What is the joint probability mass function of $X_{\gamma}$ and $Y_{\gamma}$?
Thoughts
- $f_{\gamma}(0, y) = f_{\gamma}(x, 0) \equiv 0$ by the definitions of union/intersection over no sets.
- $f_{\gamma}(1, y) = f_{\gamma}(x, 1) \equiv 0$: the measure of the first set is $\alpha\not\in\{0, 1\}$.
- Extending the above in one direction, $f_{\gamma}(x, y) \equiv 0$ when $x \leq \frac{1}{\gamma}$ because the union of $x$ of the subintervals has measure bounded above by $\frac{x}{\gamma}$.
- $\displaystyle\lim_{x^2 + y^2\rightarrow \infty} f(x, y) = 0$. Because ... it's a pmf and its integral has to be finite. (Also, from the side of the definition of the distribution ... um, for grad prob theory reasons I currently forget but promise to look up.)

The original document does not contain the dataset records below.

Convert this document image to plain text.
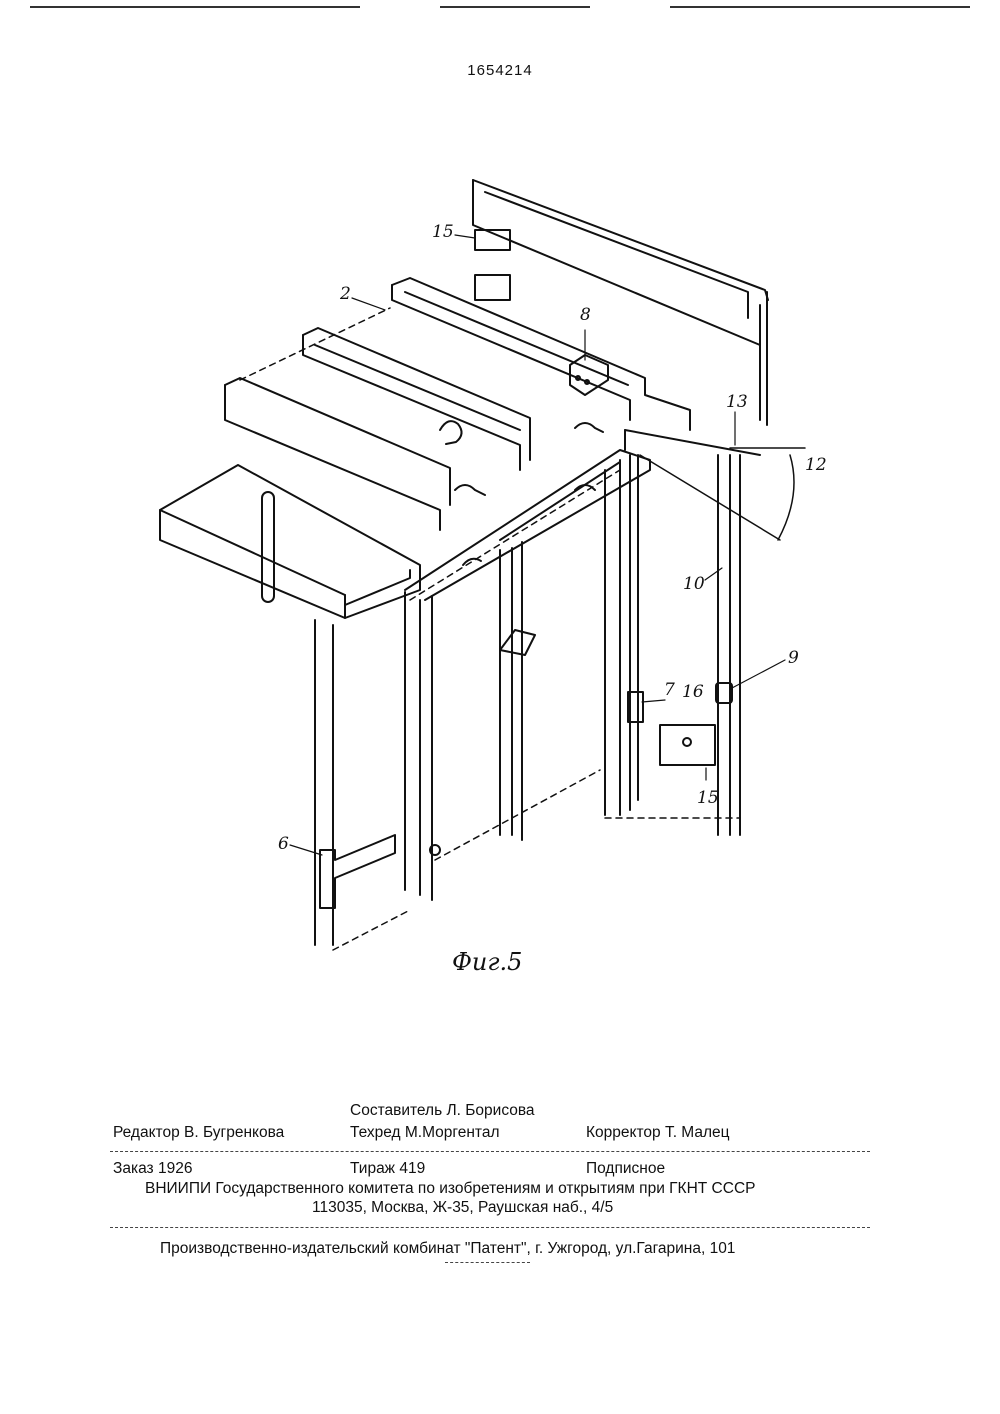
1654214
15
2
8
13
12
10
9
7 16
15
6
Фиг.5
Составитель Л. Борисова
Редактор В. Бугренкова	Техред М.Моргентал	Корректор Т. Малец
Заказ 1926	Тираж 419	Подписное
ВНИИПИ Государственного комитета по изобретениям и открытиям при ГКНТ СССР
113035, Москва, Ж-35, Раушская наб., 4/5
Производственно-издательский комбинат "Патент", г. Ужгород, ул.Гагарина, 101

Here's where I get confused. By definition of pmf, $\sum_{m, n\geq 0} f(m, n) = 1$, so it must be non-zero somewhere. But ... where? For the union of the subintervals to have measure 1, it is necessary that the minimum of all left sides of the intervals be 0. But the probability is zero that that is the case after any finite number of selections, so f(x, y) must seem to be identically zero restricted to a fixed $x$. What gives?